Skip to main content
Version: 0.1.20

UKVisaJobs Extractor

UKVisaJobs is the most complex extractor because authenticated sessions are required.

Big picture

Two layers:

  1. extractors/ukvisajobs/src/main.ts handles login/API calls and dataset output.
  2. orchestrator/src/server/services/ukvisajobs.ts executes extractor and ingests/de-dupes output.
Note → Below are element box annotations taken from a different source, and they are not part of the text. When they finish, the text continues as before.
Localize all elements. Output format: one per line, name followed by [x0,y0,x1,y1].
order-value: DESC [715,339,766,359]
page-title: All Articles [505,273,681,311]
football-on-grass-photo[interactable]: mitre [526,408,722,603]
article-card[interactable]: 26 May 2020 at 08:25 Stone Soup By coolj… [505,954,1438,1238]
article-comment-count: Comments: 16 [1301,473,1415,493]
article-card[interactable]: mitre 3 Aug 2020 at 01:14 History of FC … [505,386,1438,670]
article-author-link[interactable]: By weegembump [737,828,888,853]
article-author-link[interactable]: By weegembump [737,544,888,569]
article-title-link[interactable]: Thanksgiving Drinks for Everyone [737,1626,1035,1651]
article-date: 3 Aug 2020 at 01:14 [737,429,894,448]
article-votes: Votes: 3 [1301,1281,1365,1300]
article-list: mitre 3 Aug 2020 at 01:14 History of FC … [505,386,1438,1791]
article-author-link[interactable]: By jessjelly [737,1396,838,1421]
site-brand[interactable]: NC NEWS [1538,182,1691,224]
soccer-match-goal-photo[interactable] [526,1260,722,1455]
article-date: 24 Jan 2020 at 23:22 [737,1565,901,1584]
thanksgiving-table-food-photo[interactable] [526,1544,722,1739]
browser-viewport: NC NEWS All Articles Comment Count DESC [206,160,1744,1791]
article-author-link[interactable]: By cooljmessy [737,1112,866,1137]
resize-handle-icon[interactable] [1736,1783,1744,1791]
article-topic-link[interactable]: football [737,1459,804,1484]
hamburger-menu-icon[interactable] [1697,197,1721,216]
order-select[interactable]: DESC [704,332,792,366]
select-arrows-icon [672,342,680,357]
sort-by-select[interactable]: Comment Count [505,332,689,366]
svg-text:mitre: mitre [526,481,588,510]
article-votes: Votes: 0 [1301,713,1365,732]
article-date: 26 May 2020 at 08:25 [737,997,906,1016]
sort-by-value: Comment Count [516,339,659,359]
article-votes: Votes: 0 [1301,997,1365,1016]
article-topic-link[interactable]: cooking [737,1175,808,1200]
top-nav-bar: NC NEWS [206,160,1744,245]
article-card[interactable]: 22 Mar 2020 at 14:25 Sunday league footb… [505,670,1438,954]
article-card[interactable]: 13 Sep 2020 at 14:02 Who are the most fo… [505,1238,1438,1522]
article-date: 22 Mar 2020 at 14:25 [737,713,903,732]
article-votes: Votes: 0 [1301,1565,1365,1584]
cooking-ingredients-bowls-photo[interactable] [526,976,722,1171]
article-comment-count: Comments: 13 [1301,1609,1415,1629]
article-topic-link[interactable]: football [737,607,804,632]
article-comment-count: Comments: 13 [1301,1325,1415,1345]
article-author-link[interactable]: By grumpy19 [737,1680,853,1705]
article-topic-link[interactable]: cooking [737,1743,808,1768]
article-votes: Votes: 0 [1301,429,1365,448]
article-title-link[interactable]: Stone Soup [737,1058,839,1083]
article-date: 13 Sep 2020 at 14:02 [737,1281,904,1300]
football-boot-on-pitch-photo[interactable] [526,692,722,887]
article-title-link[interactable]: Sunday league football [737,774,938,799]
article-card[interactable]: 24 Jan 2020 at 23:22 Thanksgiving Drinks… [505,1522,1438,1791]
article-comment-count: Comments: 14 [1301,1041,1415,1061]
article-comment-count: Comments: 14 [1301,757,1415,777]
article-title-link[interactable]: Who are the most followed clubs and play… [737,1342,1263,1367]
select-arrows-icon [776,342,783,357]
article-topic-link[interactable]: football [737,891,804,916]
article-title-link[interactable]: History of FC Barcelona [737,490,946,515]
1) Authentication and session cache

Session cache file:

  • extractors/ukvisajobs/storage/ukvisajobs-auth.json

Flow:

  • Reuse cached token/cookies when valid
  • Re-login with Playwright + Camoufox when needed
  • Refresh and retry on token-expired responses

Force refresh:

  • UKVISAJOBS_REFRESH_ONLY=1

2) API requests

Endpoint:

  • https://my.ukvisajobs.com/ukvisa-api/api/fetch-jobs-data

Each request includes auth token + session cookies and paginates (15 jobs/page).

3) Mapping

  • Normalizes salary from min/max/interval
  • Builds fallback visa description when content missing
  • Maps job_link to both jobUrl and applicationLink

4) Output dataset

Written to:

  • extractors/ukvisajobs/storage/datasets/default/

Includes per-job JSON files and combined jobs.json.

5) Orchestrator flow

  • Spawns extractor (npx tsx src/main.ts)
  • Runs terms sequentially with delay
  • De-dupes by sourceJobId (fallback jobUrl)
  • Fetches detail pages when descriptions are too short

Controls

  • UKVISAJOBS_EMAIL, UKVISAJOBS_PASSWORD
  • UKVISAJOBS_HEADLESS
  • UKVISAJOBS_MAX_JOBS (default 50, max 200)
  • UKVISAJOBS_SEARCH_KEYWORD

Practical notes

  • Deleting auth cache forces next run to re-login.
  • Low-concurrency/polite scraping by design.
  • If extractor breaks, check session refresh path first.